Parsing structured log files is a classic use case for regex with named capture groups.

Log File Parser

class LogEntry {
  final DateTime timestamp;
  final String level;
  final String component;
  final String message;

  LogEntry(this.timestamp, this.level, this.component, this.message);

  @override
  String toString() => '[$level] $component: $message';
}

class LogParser {
  // Matches: [2024-03-15 14:30:00] ERROR (Auth): Login failed
  static final _pattern = RegExp(
    r'\[(?<date>\d{4}-\d{2}-\d{2})\s+(?<time>\d{2}:\d{2}:\d{2})\]\s+'
    r'(?<level>DEBUG|INFO|WARN|ERROR|FATAL)\s+'
    r'\((?<component>\w+)\):\s+(?<message>.+)',
  );

  static LogEntry? parse(String line) {
    final match = _pattern.firstMatch(line);
    if (match == null) return null;

    final dateStr = match.namedGroup('date')!;
    final timeStr = match.namedGroup('time')!;
    final timestamp = DateTime.parse('$dateStr $timeStr');

    return LogEntry(
      timestamp,
      match.namedGroup('level')!,
      match.namedGroup('component')!,
      match.namedGroup('message')!,
    );
  }

  static List<LogEntry> parseAll(String logText) {
    return logText
        .split('\n')
        .map(parse)
        .whereType<LogEntry>()
        .toList();
  }
}

void main() {
  final logText = '''
[2024-03-15 14:30:00] INFO (Auth): User logged in
[2024-03-15 14:30:05] ERROR (Database): Connection timeout
[2024-03-15 14:30:10] WARN (Cache): Cache miss for key user_123
  ''';

  final entries = LogParser.parseAll(logText);
  final errors = entries.where((e) => e.level == 'ERROR');
  print('Errors found: ${errors.length}');
  for (final error in errors) {
    print(error);  // [ERROR] Database: Connection timeout
  }
}
Tip: When building complex regex patterns in Dart, you can split them across multiple lines using string concatenation. Each segment can have a comment explaining its purpose, making the overall pattern much easier to maintain.

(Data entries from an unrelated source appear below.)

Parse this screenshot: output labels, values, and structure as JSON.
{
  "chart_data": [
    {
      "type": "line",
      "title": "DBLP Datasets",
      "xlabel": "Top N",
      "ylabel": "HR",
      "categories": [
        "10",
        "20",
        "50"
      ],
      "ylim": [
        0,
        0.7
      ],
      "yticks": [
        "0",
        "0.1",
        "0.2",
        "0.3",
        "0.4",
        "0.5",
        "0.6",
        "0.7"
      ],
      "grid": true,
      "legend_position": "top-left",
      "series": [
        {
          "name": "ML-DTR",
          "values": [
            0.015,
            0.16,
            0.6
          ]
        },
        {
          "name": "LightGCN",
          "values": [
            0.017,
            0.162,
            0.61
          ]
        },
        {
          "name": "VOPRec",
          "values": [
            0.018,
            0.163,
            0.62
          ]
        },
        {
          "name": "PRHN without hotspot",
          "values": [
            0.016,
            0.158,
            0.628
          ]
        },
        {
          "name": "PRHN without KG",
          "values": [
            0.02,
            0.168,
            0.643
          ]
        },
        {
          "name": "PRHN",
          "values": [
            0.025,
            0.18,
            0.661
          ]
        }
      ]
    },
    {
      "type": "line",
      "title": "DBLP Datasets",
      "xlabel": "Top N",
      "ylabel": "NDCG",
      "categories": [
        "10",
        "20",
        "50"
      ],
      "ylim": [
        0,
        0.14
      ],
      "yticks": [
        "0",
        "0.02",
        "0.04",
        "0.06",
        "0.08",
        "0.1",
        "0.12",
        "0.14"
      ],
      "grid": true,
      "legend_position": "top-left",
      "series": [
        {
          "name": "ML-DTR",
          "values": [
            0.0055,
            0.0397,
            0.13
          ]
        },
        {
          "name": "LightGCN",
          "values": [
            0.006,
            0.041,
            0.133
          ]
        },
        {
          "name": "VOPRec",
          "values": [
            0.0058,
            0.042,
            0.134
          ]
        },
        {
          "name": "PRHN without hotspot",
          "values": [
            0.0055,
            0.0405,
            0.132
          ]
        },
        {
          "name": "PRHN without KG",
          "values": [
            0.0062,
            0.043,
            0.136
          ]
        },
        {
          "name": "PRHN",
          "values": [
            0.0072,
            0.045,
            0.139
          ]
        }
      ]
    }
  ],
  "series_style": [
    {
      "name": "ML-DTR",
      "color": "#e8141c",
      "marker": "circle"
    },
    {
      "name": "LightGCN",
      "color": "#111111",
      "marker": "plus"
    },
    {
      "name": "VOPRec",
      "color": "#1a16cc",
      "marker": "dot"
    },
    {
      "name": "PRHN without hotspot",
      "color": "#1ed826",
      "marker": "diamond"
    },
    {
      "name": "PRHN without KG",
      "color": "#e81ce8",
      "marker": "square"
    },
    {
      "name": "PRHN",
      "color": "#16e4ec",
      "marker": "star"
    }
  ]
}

Performance Considerations

Regex can be powerful but also slow if misused. Here are key performance tips:

Regex Performance Best Practices

// BAD: Creating a new RegExp in a loop
for (var line in lines) {
  if (RegExp(r'\d+').hasMatch(line)) {  // Compiles regex every iteration!
    // ...
  }
}

// GOOD: Compile once, reuse
final digitPattern = RegExp(r'\d+');
for (var line in lines) {
  if (digitPattern.hasMatch(line)) {  // Reuses compiled regex
    // ...
  }
}

// BAD: Catastrophic backtracking
// final bad = RegExp(r'(a+)+b');  // Can hang on 'aaaaaaaaaaac'

// GOOD: Rewrite to avoid nested quantifiers
final good = RegExp(r'a+b');

// TIP: Use possessive quantifiers or atomic groups when available
// to prevent backtracking on patterns that should not retry
Warning: Catastrophic backtracking occurs when a regex has nested quantifiers like (a+)+ and the input does not match. The regex engine tries exponentially many combinations before giving up. Always avoid nested repetition patterns and test your regex with worst-case inputs.

Summary

Regular expressions are a versatile and powerful tool in Dart. Key takeaways:

  • Use raw strings (r'...') for regex patterns to avoid double-escaping.
  • hasMatch for boolean checks, firstMatch for the first result, allMatches for all results.
  • Capture groups (...) and named groups (?<name>...) extract specific parts of matches.
  • Lookahead (?=...) and lookbehind (?<=...) assert position without consuming characters.
  • replaceAllMapped enables dynamic, context-aware string replacement.
  • Compile regex once and reuse; avoid nested quantifiers to prevent catastrophic backtracking.